Since I am interested in general by the negative impact of the “Ockham’s razor” argument, I find the warning signals about parsimony (given in the last third of the chapter) more palatable. Parsimony being an ill-defined concept, especially from a statistical perspective —where even the dimension of the parameter space is debatable—, no model selection is acceptable if only based on this argument.

“Instead of evaluating hypotheses in terms of how probable they say the data are, we evaluate them by estimating how accurately they’ll predict new data when fitted to old.” (E&E, p.229)

The chapter also addresses the distinction between hypothesis testing and model selection as paramount —a point I subscribed to for a long while before being convinced of the opposite by Peter Green and Jean-Michel Marin—, but I cannot get to the core of this argument. It seems Sober sees model selection through the predictive performances of the models under comparison, if the above quote is representative of his thesis. (Overall, I find the style of the chapter slightly uneven, as if the fact that some sections are adapted from earlier papers would make for different levels of depth.)

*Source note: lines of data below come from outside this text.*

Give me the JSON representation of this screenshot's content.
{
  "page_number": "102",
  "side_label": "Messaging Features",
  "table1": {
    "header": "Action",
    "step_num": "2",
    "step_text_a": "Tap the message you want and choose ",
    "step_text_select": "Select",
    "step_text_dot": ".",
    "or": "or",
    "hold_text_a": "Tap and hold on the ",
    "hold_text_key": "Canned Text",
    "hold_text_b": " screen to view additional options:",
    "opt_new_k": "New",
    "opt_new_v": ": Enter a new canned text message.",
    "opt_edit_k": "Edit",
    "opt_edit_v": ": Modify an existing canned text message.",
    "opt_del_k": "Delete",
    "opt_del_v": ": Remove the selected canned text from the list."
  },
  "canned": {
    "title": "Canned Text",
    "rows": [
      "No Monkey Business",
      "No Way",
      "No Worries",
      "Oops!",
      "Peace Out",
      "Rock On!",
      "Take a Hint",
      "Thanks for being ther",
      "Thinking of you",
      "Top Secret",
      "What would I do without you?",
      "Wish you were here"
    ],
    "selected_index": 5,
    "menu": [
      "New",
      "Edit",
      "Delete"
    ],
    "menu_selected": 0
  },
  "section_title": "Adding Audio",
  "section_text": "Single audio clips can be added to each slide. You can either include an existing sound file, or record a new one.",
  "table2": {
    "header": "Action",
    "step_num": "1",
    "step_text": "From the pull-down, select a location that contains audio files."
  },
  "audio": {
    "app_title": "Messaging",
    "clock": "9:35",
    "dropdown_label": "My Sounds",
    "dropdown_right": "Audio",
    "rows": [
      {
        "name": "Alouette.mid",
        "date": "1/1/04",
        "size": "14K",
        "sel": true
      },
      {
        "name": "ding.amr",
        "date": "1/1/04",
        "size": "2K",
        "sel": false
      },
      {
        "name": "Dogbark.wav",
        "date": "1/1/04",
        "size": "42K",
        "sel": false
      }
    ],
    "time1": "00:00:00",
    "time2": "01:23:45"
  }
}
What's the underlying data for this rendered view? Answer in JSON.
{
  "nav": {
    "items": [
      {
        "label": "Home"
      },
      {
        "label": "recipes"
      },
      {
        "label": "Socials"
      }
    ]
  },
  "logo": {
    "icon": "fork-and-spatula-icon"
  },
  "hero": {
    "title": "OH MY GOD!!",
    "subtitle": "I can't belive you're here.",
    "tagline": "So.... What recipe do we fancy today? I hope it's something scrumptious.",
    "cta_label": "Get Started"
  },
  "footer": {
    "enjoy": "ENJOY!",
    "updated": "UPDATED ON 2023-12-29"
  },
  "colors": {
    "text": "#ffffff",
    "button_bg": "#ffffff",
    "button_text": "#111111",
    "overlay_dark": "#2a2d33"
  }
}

Statistically speaking, this chapter also has a difficulty with the continuity assumption. To make this point more precise, I notice there is a long discussion about reaching the optimum configuration (for polar bear fur length) under the SPD hypothesis, but I think evolution happens in discontinuous moves. The case about the local minimum in Section 3.4 is characteristic of this difficulty as a “valley” on a “fitness curve” that in essence takes three possible values over the three different types of eye designs does not really constitute a bottleneck in the optimisation process. Similarly, the temporal structure of the statistical models in Sections 3.3 and 3.5 is never mentioned, even though it needs to be defined for the tests to take place. The past versus current convergence to stationarity or equilibrium and hence to optimality under the SPD hypothesis is an issue (are we there yet?!) and so is the definition of time in the very simple 2×2 Markov chain example… And given a 2×2 contingency table like

$\begin{matrix} &\text{fixed} &\text{polymorphic}\\ \text{synonymous} &17 &42 \\ \text{nonsynonymous} &7 &2\\ \end{matrix}$

testing for independence between both factors is a standard among the standards: I thus fail to understand the lengthy and inconclusive discussion of pp.240-243.